When Nebamun’s tomb was discovered in 1820 the paintings were literally wrenched from their setting with saws and crowbars. No attention was paid to the possible meanings of the scheme as a whole (which in many cases were inaccessible because the script had not yet been deciphered), and, incredible as it may seem to the twenty-first-century mind, no record was kept of the whereabouts of the site.
This was partly deliberate secrecy because of the rivalry between collectors, and what could be expected from the sale of good specimens to museums and private collections in Europe. Even at the time, the practice of stripping works of art from their sites was not uncontroversial. A letter of 1835 lamented d’Athanasi’s habit of ‘destroying Tombs under a false idea of preserving them’, and referred to the cutting-out of paintings as ‘a most destructive process’. [Hay, quoted in Parkinson p. 13]
It is important to recognise however that these transactions were legal at the time, and indeed involved the knowledge of the Egyptian government.

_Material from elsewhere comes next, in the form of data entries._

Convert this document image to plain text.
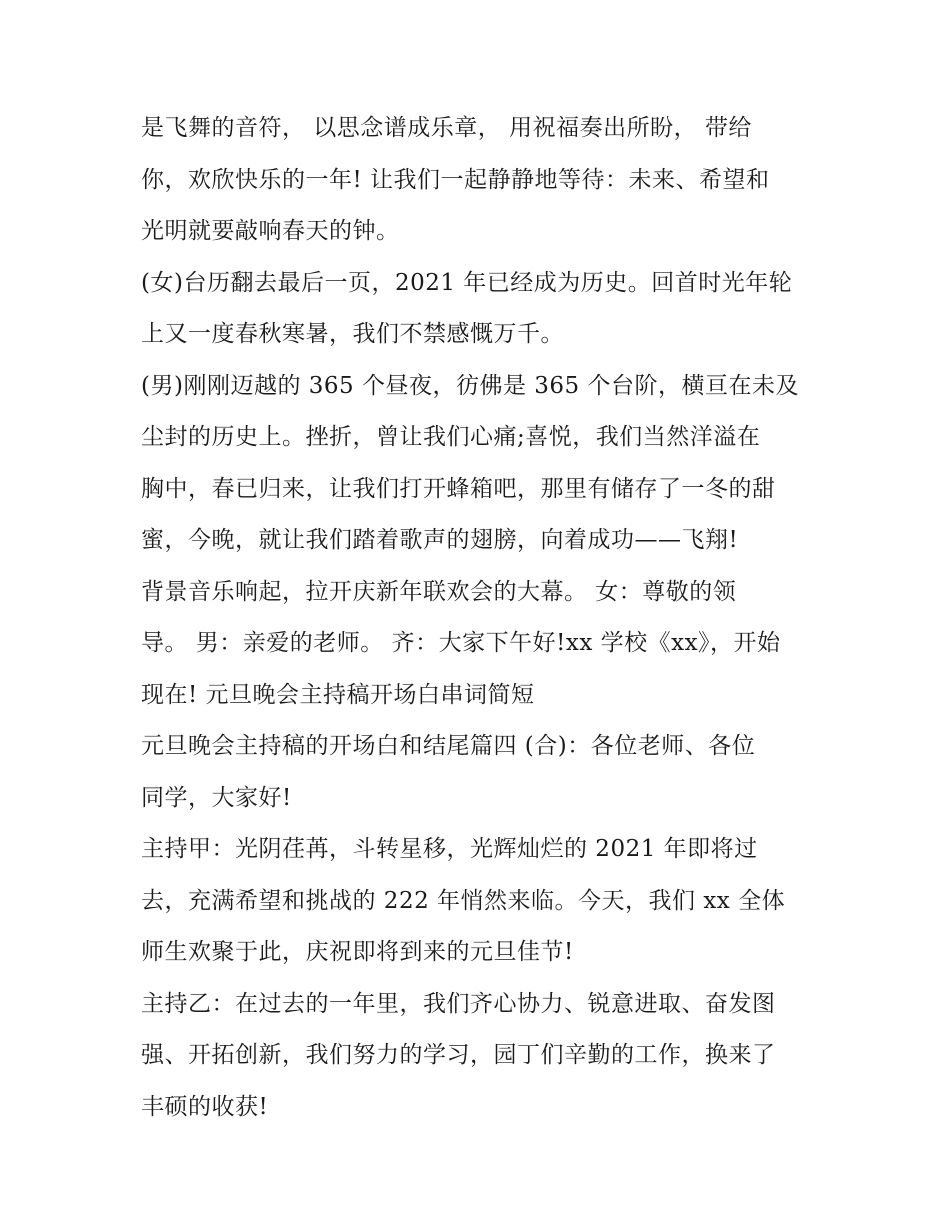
是飞舞的音符， 以思念谱成乐章， 用祝福奏出所盼， 带给
你，欢欣快乐的一年! 让我们一起静静地等待：未来、希望和
光明就要敲响春天的钟。
(女)台历翻去最后一页，2021 年已经成为历史。回首时光年轮
上又一度春秋寒暑，我们不禁感慨万千。
(男)刚刚迈越的 365 个昼夜，彷佛是 365 个台阶，横亘在未及
尘封的历史上。挫折，曾让我们心痛;喜悦，我们当然洋溢在
胸中，春已归来，让我们打开蜂箱吧，那里有储存了一冬的甜
蜜，今晚，就让我们踏着歌声的翅膀，向着成功——飞翔!
背景音乐响起，拉开庆新年联欢会的大幕。 女：尊敬的领
导。 男：亲爱的老师。 齐：大家下午好!xx 学校《xx》，开始
现在! 元旦晚会主持稿开场白串词简短
元旦晚会主持稿的开场白和结尾篇四 (合)：各位老师、各位
同学，大家好!
主持甲：光阴荏苒，斗转星移，光辉灿烂的 2021 年即将过
去，充满希望和挑战的 222 年悄然来临。今天，我们 xx 全体
师生欢聚于此，庆祝即将到来的元旦佳节!
主持乙：在过去的一年里，我们齐心协力、锐意进取、奋发图
强、开拓创新，我们努力的学习，园丁们辛勤的工作，换来了
丰硕的收获!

Salt and d’Athanasi and others like them were trying to preserve relics of a lost civilisation, nor was it in any simple sense a matter of private gain, for the artefacts were for the most part due to be offered to the then-emerging major European museums. Having said that, it remains the case that the Enlightenment project of acquiring knowledge was often but a step away from a cruder form of acquisition, as well as being implicated in more overtly political Anglo-French rivalries following the Napoleonic wars.
Watch this video in which Richard Parkinson and Paul Wood talk about how the fragments came to be in the British Museum
Transcript
Depending on where one stands at the present time, it is equally easy to regard this as a regrettable price to be paid for pioneering knowledge-work, or the symptom of a wider imperialist plunder of the rest of the world. This opens up a complex range of questions about the relationship of knowledge and power and the ethics of major museum collections which loom large in early twenty-first-century debate, but which would take us beyond the scope of the present course.
Whichever stance one assumes on this issue of the acquisition of the paintings, however, there remains something intriguing about the operation itself – that is, the operation of physically getting the pictures (Figure 25) – that raises it out of mere acquisitiveness and reveals it to have involved a considerable and complex cultural transaction.